Spanish metalworkers call off strike after pay rise deal
MADRID (AP) — Trade unions representing metalworkers in the southern Spanish province of Cadiz called off a nine-day strike and workers began returning to their jobs Thursday after reaching a pay agreement with employers covering the next three years.
Workers had demanded a pay rise in line with the surging inflation rate, which in October stood at 5.5%.
The agreement states that salaries will rise by 2% each year through December 2023. In addition, if inflation is higher than that, employers will pay 80% of the difference between the 2% and the inflation increase.
José Muñoz, general secretary of the Cadiz Metalwork Employers group, told public broadcaster RTVE, “We are satisfied, and so are the unions.”
Juan Linares, the provincial head of the industrial department of the CCOO union, one of Spain’s largest, said: “We are happy. At the end of the road, in the whole process, which lasts three years, the workers do not lose purchasing power.”
The agreement was approved by workers in a ballot.

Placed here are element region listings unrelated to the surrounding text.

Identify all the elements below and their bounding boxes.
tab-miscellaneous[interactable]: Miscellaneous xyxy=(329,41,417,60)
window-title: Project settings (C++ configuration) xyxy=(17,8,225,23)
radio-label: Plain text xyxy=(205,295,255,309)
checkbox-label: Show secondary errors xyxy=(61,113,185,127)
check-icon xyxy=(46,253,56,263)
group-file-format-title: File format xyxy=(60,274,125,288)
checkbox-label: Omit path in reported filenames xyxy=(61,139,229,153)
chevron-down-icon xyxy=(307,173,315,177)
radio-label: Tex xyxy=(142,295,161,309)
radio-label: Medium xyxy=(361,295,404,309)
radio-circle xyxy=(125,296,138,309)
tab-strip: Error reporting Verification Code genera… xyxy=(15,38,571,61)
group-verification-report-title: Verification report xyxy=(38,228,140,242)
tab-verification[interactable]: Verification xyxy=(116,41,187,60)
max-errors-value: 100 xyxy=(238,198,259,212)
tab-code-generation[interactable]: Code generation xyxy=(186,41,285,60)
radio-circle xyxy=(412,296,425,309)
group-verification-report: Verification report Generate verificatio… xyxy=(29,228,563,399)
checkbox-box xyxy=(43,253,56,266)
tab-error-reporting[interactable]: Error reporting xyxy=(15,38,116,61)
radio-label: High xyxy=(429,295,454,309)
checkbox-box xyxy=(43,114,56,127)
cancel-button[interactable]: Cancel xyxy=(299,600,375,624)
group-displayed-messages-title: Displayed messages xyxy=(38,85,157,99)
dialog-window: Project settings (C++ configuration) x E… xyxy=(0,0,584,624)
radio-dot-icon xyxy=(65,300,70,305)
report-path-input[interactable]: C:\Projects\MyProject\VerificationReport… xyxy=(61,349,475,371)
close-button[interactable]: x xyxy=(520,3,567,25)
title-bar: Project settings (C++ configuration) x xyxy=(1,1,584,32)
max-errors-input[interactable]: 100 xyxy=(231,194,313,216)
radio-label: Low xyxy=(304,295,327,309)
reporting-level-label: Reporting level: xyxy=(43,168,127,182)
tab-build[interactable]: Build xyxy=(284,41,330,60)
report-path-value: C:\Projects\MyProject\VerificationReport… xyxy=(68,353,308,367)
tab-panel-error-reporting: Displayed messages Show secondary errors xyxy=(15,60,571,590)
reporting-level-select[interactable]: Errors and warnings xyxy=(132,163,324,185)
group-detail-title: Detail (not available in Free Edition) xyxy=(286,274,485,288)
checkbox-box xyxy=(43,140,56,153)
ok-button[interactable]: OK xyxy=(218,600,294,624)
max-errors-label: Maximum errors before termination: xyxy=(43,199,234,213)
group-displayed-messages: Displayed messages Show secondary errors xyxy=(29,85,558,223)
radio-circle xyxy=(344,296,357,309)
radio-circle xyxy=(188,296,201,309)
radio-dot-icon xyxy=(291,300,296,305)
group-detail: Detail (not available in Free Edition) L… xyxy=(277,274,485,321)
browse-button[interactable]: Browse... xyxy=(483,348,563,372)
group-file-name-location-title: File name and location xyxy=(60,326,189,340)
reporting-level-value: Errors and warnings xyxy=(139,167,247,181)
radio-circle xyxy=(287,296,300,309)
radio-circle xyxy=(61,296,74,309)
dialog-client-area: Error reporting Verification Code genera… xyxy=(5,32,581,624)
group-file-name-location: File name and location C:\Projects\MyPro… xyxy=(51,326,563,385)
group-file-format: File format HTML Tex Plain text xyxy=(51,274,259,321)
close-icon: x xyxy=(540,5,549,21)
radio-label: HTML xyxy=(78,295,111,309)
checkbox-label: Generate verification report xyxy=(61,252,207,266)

The open-ended strike began Nov. 16, with street protests at times turning violent as riot police clashed with strikers and their supporters.
Hundreds of jobs have also been lost in the province of Cádiz, which has an unemployment rate of 23%, one of Spain’s highest.
Most of the employment in the province’s metal sector is in shipbuilding. Trade unions have deep roots in Cádiz, a blue-collar city of 116,000 people located on the coast near the Strait of Gibraltar.